3. Admissibility of auxiliary requests 4 to 9

Auxiliary requests 4 to 9 were filed with letter of 5 April 2014 and hence at a late stage of the appeal proceedings.

As admitted by the appellant, their filing was not caused by new objections raised by the board in its communication issued together with the summons to oral proceedings.

The only argument mentioned for explaining that it had been impossible to file the requests at a previous stage of the proceedings was the change of representative.

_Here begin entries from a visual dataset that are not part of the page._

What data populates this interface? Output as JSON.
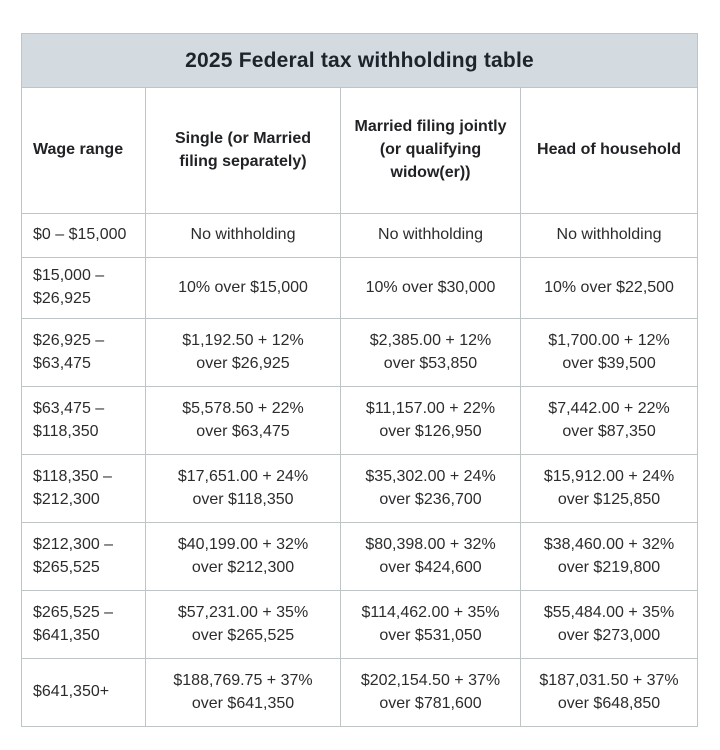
{
  "title": "2025 Federal tax withholding table",
  "colors": {
    "title_band_bg": "#d3dbe0",
    "cell_border": "#bfc4c7",
    "text": "#2a2c2e",
    "page_bg": "#ffffff"
  },
  "chart_data": {
    "type": "table",
    "title": "2025 Federal tax withholding table",
    "columns": [
      "Wage range",
      "Single (or Married\nfiling separately)",
      "Married filing jointly\n(or qualifying\nwidow(er))",
      "Head of household"
    ],
    "rows": [
      [
        "$0 – $15,000",
        "No withholding",
        "No withholding",
        "No withholding"
      ],
      [
        "$15,000 –\n$26,925",
        "10% over $15,000",
        "10% over $30,000",
        "10% over $22,500"
      ],
      [
        "$26,925 –\n$63,475",
        "$1,192.50 + 12%\nover $26,925",
        "$2,385.00 + 12%\nover $53,850",
        "$1,700.00 + 12%\nover $39,500"
      ],
      [
        "$63,475 –\n$118,350",
        "$5,578.50 + 22%\nover $63,475",
        "$11,157.00 + 22%\nover $126,950",
        "$7,442.00 + 22%\nover $87,350"
      ],
      [
        "$118,350 –\n$212,300",
        "$17,651.00 + 24%\nover $118,350",
        "$35,302.00 + 24%\nover $236,700",
        "$15,912.00 + 24%\nover $125,850"
      ],
      [
        "$212,300 –\n$265,525",
        "$40,199.00 + 32%\nover $212,300",
        "$80,398.00 + 32%\nover $424,600",
        "$38,460.00 + 32%\nover $219,800"
      ],
      [
        "$265,525 –\n$641,350",
        "$57,231.00 + 35%\nover $265,525",
        "$114,462.00 + 35%\nover $531,050",
        "$55,484.00 + 35%\nover $273,000"
      ],
      [
        "$641,350+",
        "$188,769.75 + 37%\nover $641,350",
        "$202,154.50 + 37%\nover $781,600",
        "$187,031.50 + 37%\nover $648,850"
      ]
    ]
  }
}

However, the change of representative is generally not a reason for the admissibility of late-filed requests, even less so in the specific case where the change had taken place two and a half years before the oral proceedings.

Moreover, since all these requests still contain functional features which are not suitable for overcoming the issue of clarity raised with respect to the remaining requests, they are prima facie not allowable.

In the light of these findings, auxiliary requests 4 to 9 are not admitted into the proceedings.

4. Reimbursement of the appeal fee

Rule 103(1)a EPC stipulates as a precondition for reimbursement of the appeal fees that the appeal must be allowable.

Since in the present case the board has dismissed the appeal, this precondition is not met and the appeal fee cannot be reimbursed.

Order

For these reasons it is decided that:

For these reasons it is decided that:

1. The appeal is dismissed

2. The request for reimbursement of the appeal fee is refused.